A&B Computing


Casino

Categories: Review: Software
Publisher: Minerva
Machine: Archimedes A3000

 
Published in A&B Computing 7.02

Casino

Should you ever feel the urge to gamble away your life savings, you now have the alternative of staying at home and playing Minerva's Casino, as long as you don't feel losing all your money is a statutory requirement. Choose from Blackjack, Roulette, Fruit Machine or Backgammon.

You start with two pounds, but I have been able to amass about thirty thousand in a day. Apart from being unrealistic, this raises an interesting psychological and moral question. Will children, in particular, be encouraged by this simulated reinforcement into a taste for real gambling? It is already well established that a serious compulsive gambling problem is affecting a number of teenagers in this country.
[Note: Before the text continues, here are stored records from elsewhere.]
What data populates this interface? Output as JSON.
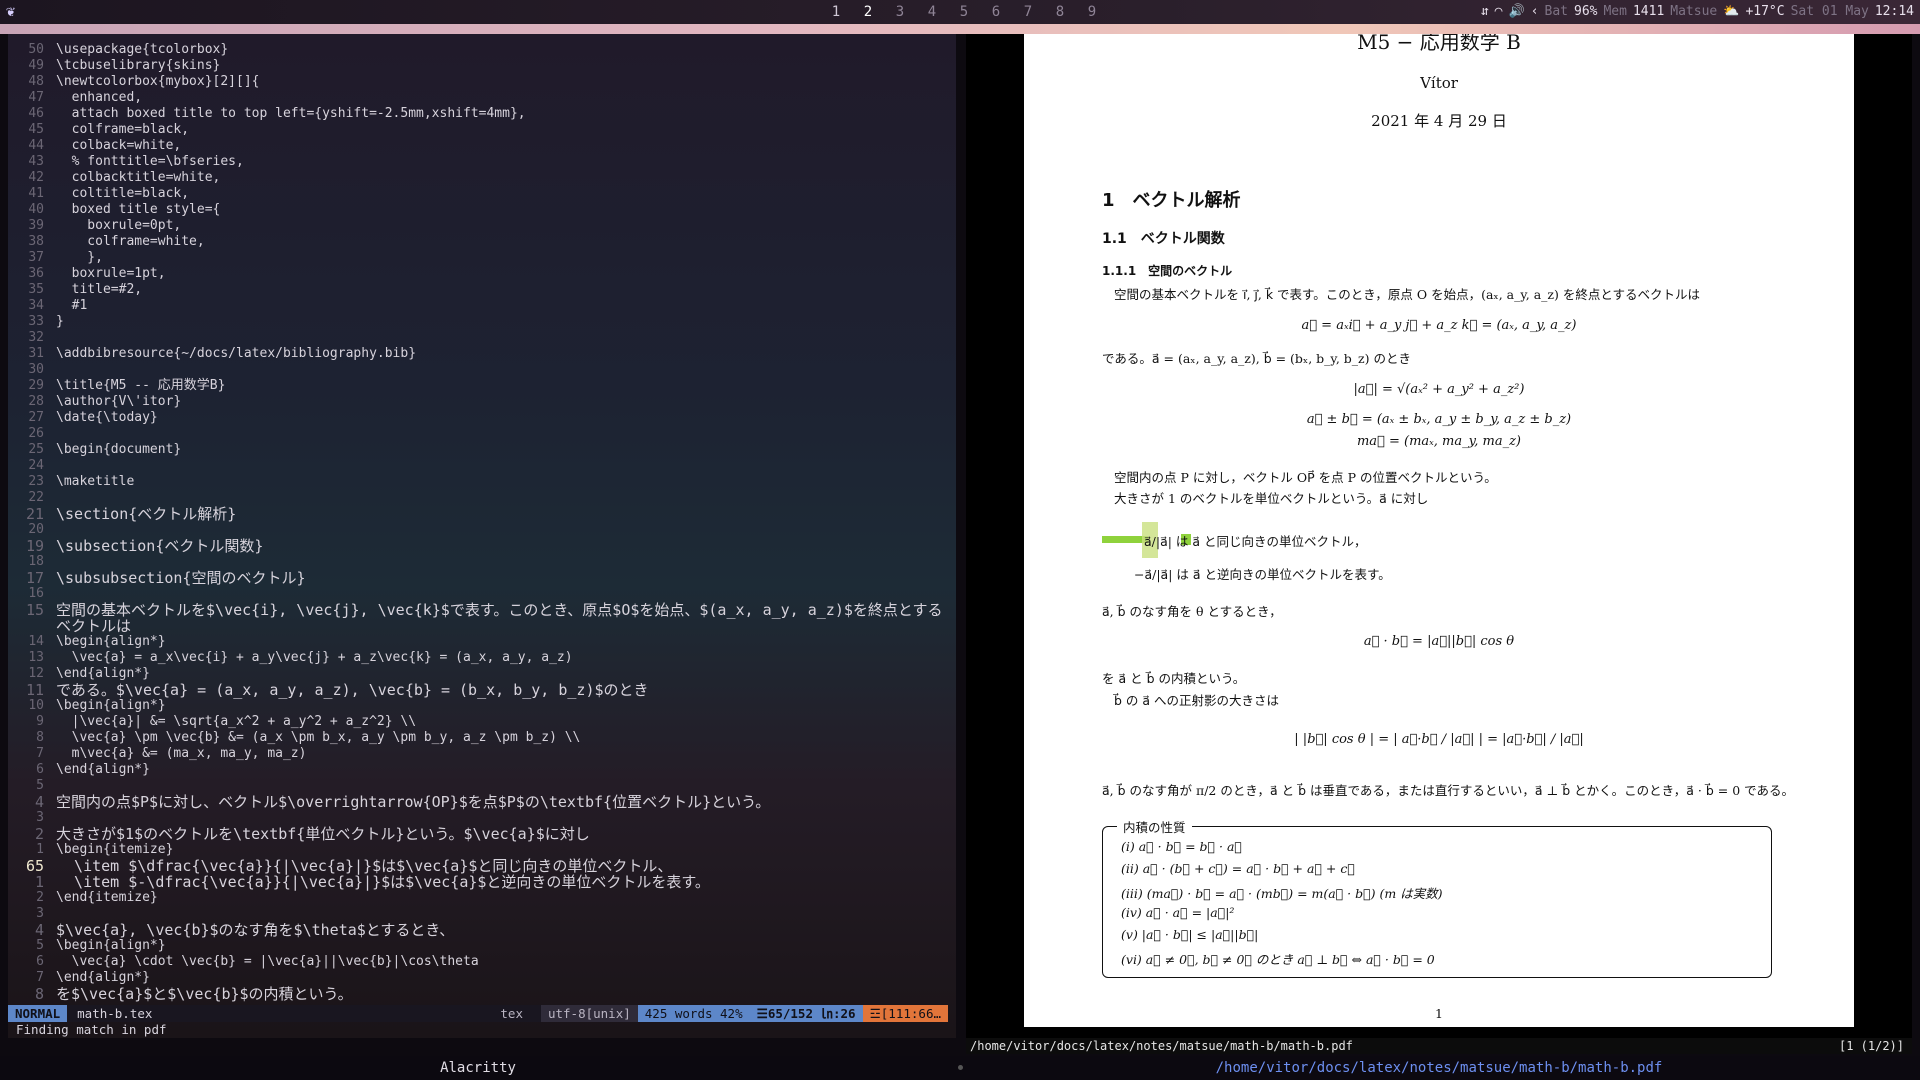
{
  "topbar": {
    "workspaces": [
      "1",
      "2",
      "3",
      "4",
      "5",
      "6",
      "7",
      "8",
      "9"
    ],
    "active_workspace": "2",
    "status": {
      "bat_label": "Bat",
      "bat_value": "96%",
      "mem_label": "Mem",
      "mem_value": "1411",
      "location": "Matsue",
      "temp": "+17°C",
      "date": "Sat 01 May",
      "time": "12:14"
    }
  },
  "editor": {
    "lines": [
      {
        "n": "50",
        "t": "\\usepackage{tcolorbox}",
        "k": "cmd"
      },
      {
        "n": "49",
        "t": "\\tcbuselibrary{skins}",
        "k": "cmd"
      },
      {
        "n": "48",
        "t": "\\newtcolorbox{mybox}[2][]{",
        "k": "cmd"
      },
      {
        "n": "47",
        "t": "  enhanced,",
        "k": "arg"
      },
      {
        "n": "46",
        "t": "  attach boxed title to top left={yshift=-2.5mm,xshift=4mm},",
        "k": "arg"
      },
      {
        "n": "45",
        "t": "  colframe=black,",
        "k": "arg"
      },
      {
        "n": "44",
        "t": "  colback=white,",
        "k": "arg"
      },
      {
        "n": "43",
        "t": "  % fonttitle=\\bfseries,",
        "k": "com"
      },
      {
        "n": "42",
        "t": "  colbacktitle=white,",
        "k": "arg"
      },
      {
        "n": "41",
        "t": "  coltitle=black,",
        "k": "arg"
      },
      {
        "n": "40",
        "t": "  boxed title style={",
        "k": "arg"
      },
      {
        "n": "39",
        "t": "    boxrule=0pt,",
        "k": "arg"
      },
      {
        "n": "38",
        "t": "    colframe=white,",
        "k": "arg"
      },
      {
        "n": "37",
        "t": "    },",
        "k": "arg"
      },
      {
        "n": "36",
        "t": "  boxrule=1pt,",
        "k": "arg"
      },
      {
        "n": "35",
        "t": "  title=#2,",
        "k": "arg"
      },
      {
        "n": "34",
        "t": "  #1",
        "k": "arg"
      },
      {
        "n": "33",
        "t": "}",
        "k": "arg"
      },
      {
        "n": "32",
        "t": "",
        "k": "arg"
      },
      {
        "n": "31",
        "t": "\\addbibresource{~/docs/latex/bibliography.bib}",
        "k": "cmd"
      },
      {
        "n": "30",
        "t": "",
        "k": "arg"
      },
      {
        "n": "29",
        "t": "\\title{M5 -- 応用数学B}",
        "k": "cmd"
      },
      {
        "n": "28",
        "t": "\\author{V\\'itor}",
        "k": "cmd"
      },
      {
        "n": "27",
        "t": "\\date{\\today}",
        "k": "cmd"
      },
      {
        "n": "26",
        "t": "",
        "k": "arg"
      },
      {
        "n": "25",
        "t": "\\begin{document}",
        "k": "cmd"
      },
      {
        "n": "24",
        "t": "",
        "k": "arg"
      },
      {
        "n": "23",
        "t": "\\maketitle",
        "k": "cmd"
      },
      {
        "n": "22",
        "t": "",
        "k": "arg"
      },
      {
        "n": "21",
        "t": "\\section{ベクトル解析}",
        "k": "jp"
      },
      {
        "n": "20",
        "t": "",
        "k": "arg"
      },
      {
        "n": "19",
        "t": "\\subsection{ベクトル関数}",
        "k": "jp"
      },
      {
        "n": "18",
        "t": "",
        "k": "arg"
      },
      {
        "n": "17",
        "t": "\\subsubsection{空間のベクトル}",
        "k": "jp"
      },
      {
        "n": "16",
        "t": "",
        "k": "arg"
      },
      {
        "n": "15",
        "t": "空間の基本ベクトルを$\\vec{i}, \\vec{j}, \\vec{k}$で表す。このとき、原点$O$を始点、$(a_x, a_y, a_z)$を終点とするベクトルは",
        "k": "big"
      },
      {
        "n": "14",
        "t": "\\begin{align*}",
        "k": "cmd"
      },
      {
        "n": "13",
        "t": "  \\vec{a} = a_x\\vec{i} + a_y\\vec{j} + a_z\\vec{k} = (a_x, a_y, a_z)",
        "k": "math"
      },
      {
        "n": "12",
        "t": "\\end{align*}",
        "k": "cmd"
      },
      {
        "n": "11",
        "t": "である。$\\vec{a} = (a_x, a_y, a_z), \\vec{b} = (b_x, b_y, b_z)$のとき",
        "k": "jptext"
      },
      {
        "n": "10",
        "t": "\\begin{align*}",
        "k": "cmd"
      },
      {
        "n": "9",
        "t": "  |\\vec{a}| &= \\sqrt{a_x^2 + a_y^2 + a_z^2} \\\\",
        "k": "math"
      },
      {
        "n": "8",
        "t": "  \\vec{a} \\pm \\vec{b} &= (a_x \\pm b_x, a_y \\pm b_y, a_z \\pm b_z) \\\\",
        "k": "math"
      },
      {
        "n": "7",
        "t": "  m\\vec{a} &= (ma_x, ma_y, ma_z)",
        "k": "math"
      },
      {
        "n": "6",
        "t": "\\end{align*}",
        "k": "cmd"
      },
      {
        "n": "5",
        "t": "",
        "k": "arg"
      },
      {
        "n": "4",
        "t": "空間内の点$P$に対し、ベクトル$\\overrightarrow{OP}$を点$P$の\\textbf{位置ベクトル}という。",
        "k": "jptext"
      },
      {
        "n": "3",
        "t": "",
        "k": "arg"
      },
      {
        "n": "2",
        "t": "大きさが$1$のベクトルを\\textbf{単位ベクトル}という。$\\vec{a}$に対し",
        "k": "jptext"
      },
      {
        "n": "1",
        "t": "\\begin{itemize}",
        "k": "cmd"
      },
      {
        "n": "65",
        "t": "  \\item $\\dfrac{\\vec{a}}{|\\vec{a}|}$は$\\vec{a}$と同じ向きの単位ベクトル、",
        "k": "cur"
      },
      {
        "n": "1",
        "t": "  \\item $-\\dfrac{\\vec{a}}{|\\vec{a}|}$は$\\vec{a}$と逆向きの単位ベクトルを表す。",
        "k": "jptext"
      },
      {
        "n": "2",
        "t": "\\end{itemize}",
        "k": "cmd"
      },
      {
        "n": "3",
        "t": "",
        "k": "arg"
      },
      {
        "n": "4",
        "t": "$\\vec{a}, \\vec{b}$のなす角を$\\theta$とするとき、",
        "k": "jptext"
      },
      {
        "n": "5",
        "t": "\\begin{align*}",
        "k": "cmd"
      },
      {
        "n": "6",
        "t": "  \\vec{a} \\cdot \\vec{b} = |\\vec{a}||\\vec{b}|\\cos\\theta",
        "k": "math"
      },
      {
        "n": "7",
        "t": "\\end{align*}",
        "k": "cmd"
      },
      {
        "n": "8",
        "t": "を$\\vec{a}$と$\\vec{b}$の内積という。",
        "k": "jptext"
      }
    ],
    "statusline": {
      "mode": "NORMAL",
      "filename": "math-b.tex",
      "filetype": "tex",
      "encoding": "utf-8[unix]",
      "words": "425 words 42%",
      "position": "☰65/152 ㏑:26",
      "warning": "☲[111:66…"
    },
    "cmdline": "Finding match in pdf"
  },
  "pdf": {
    "doc_title": "M5 − 応用数学 B",
    "author": "Vítor",
    "date": "2021 年 4 月 29 日",
    "section": "1　ベクトル解析",
    "subsection": "1.1　ベクトル関数",
    "subsubsection": "1.1.1　空間のベクトル",
    "para1": "空間の基本ベクトルを i⃗, j⃗, k⃗ で表す。このとき，原点 O を始点，(aₓ, a_y, a_z) を終点とするベクトルは",
    "eq1": "a⃗ = aₓi⃗ + a_y j⃗ + a_z k⃗ = (aₓ, a_y, a_z)",
    "para2": "である。a⃗ = (aₓ, a_y, a_z), b⃗ = (bₓ, b_y, b_z) のとき",
    "eq2": "|a⃗| = √(aₓ² + a_y² + a_z²)",
    "eq3": "a⃗ ± b⃗ = (aₓ ± bₓ, a_y ± b_y, a_z ± b_z)",
    "eq4": "ma⃗ = (maₓ, ma_y, ma_z)",
    "para3": "空間内の点 P に対し，ベクトル OP⃗ を点 P の位置ベクトルという。",
    "para4": "大きさが 1 のベクトルを単位ベクトルという。a⃗ に対し",
    "bullet1": "a⃗/|a⃗| は a⃗ と同じ向きの単位ベクトル，",
    "bullet2": "−a⃗/|a⃗| は a⃗ と逆向きの単位ベクトルを表す。",
    "para5": "a⃗, b⃗ のなす角を θ とするとき，",
    "eq5": "a⃗ · b⃗ = |a⃗||b⃗| cos θ",
    "para6": "を a⃗ と b⃗ の内積という。",
    "para7": "b⃗ の a⃗ への正射影の大きさは",
    "eq6": "| |b⃗| cos θ | = | a⃗·b⃗ / |a⃗| | = |a⃗·b⃗| / |a⃗|",
    "para8": "a⃗, b⃗ のなす角が π/2 のとき，a⃗ と b⃗ は垂直である，または直行するといい，a⃗ ⊥ b⃗ とかく。このとき，a⃗ · b⃗ = 0 である。",
    "box_title": "内積の性質",
    "properties": [
      "(i)  a⃗ · b⃗ = b⃗ · a⃗",
      "(ii)  a⃗ · (b⃗ + c⃗) = a⃗ · b⃗ + a⃗ + c⃗",
      "(iii)  (ma⃗) · b⃗ = a⃗ · (mb⃗) = m(a⃗ · b⃗)  (m は実数)",
      "(iv)  a⃗ · a⃗ = |a⃗|²",
      "(v)  |a⃗ · b⃗| ≤ |a⃗||b⃗|",
      "(vi)  a⃗ ≠ 0⃗, b⃗ ≠ 0⃗ のとき a⃗ ⊥ b⃗ ⇔ a⃗ · b⃗ = 0"
    ],
    "page_number": "1"
  },
  "zathura": {
    "path": "/home/vitor/docs/latex/notes/matsue/math-b/math-b.pdf",
    "page": "[1 (1/2)]"
  },
  "bottombar": {
    "left_title": "Alacritty",
    "right_title": "/home/vitor/docs/latex/notes/matsue/math-b/math-b.pdf"
  }
}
From a technical point of view, Casino is very interesting because the games are supplied as a series of correctly written RISC OS tasks, which sit on the menu bar when loaded. They are not very big, so a machine with standard memory can easily have them all in and keep room for more serious tasks as well. However, one common program - the Banker - must always be present and copy protection has been limited to this. Hence, the games may be transferred to hard disc for convenience, although you will be prompted to insert the original disc on loading the first game.

To play any of the games, one or more players must establish an identity in the banker from whose window you drag your bets, which can be of any amount, onto the roulette table, the backgammon board or wherever else you fancy, before spinning the wheel and collecting (or not) your ill-gotten gains. One irritating point is that you cannot type in the amount you wish to bet, you must select it using up/down arrows. This means that, with larger bets permitted by the unrealistic odds of winning, you must leave the mouse for half an hour with a heavy object resting on the Select button!

One of the easiest ways to win money is on the fruit machine. You can bet any amount in multiples of 10p (assuming you have it), so what you do is bet the minimum amount until you get a dead cert (e.g. two cherries) which you are allowed, at random, to hold. Bet all your money with the appropriate signs held, and you could win up to 20 times what you started with. This eventually makes winning so easy that it becomes tedious.

The other games including Blackjack (21, Pontoon, Vingt-et-un or whatever you like to call it) are mostly somewhat limited implementations of standard gambling games. For example, Roulette allows only a limited subset of the standard bets to be placed. Perhaps the most disappointing is Backgammon which is available only for two players to compete against each other, and has no computer strategy supplied. Again, the rules are not fully implemented, with doubling of stakes, for example, not allowed.

Overall, I welcome the design of games as RISC OS "toys" that can be added to the Desktop environment and hope that other companies follow the lead. There is, however, a disappointing absence of sound throughout. I am also unhappy with the rather sloppy aspect of the programming that has allowed unrealistic winning odds and only partial implementation of the game rules. I am not sure that these games will prove to have long term playability.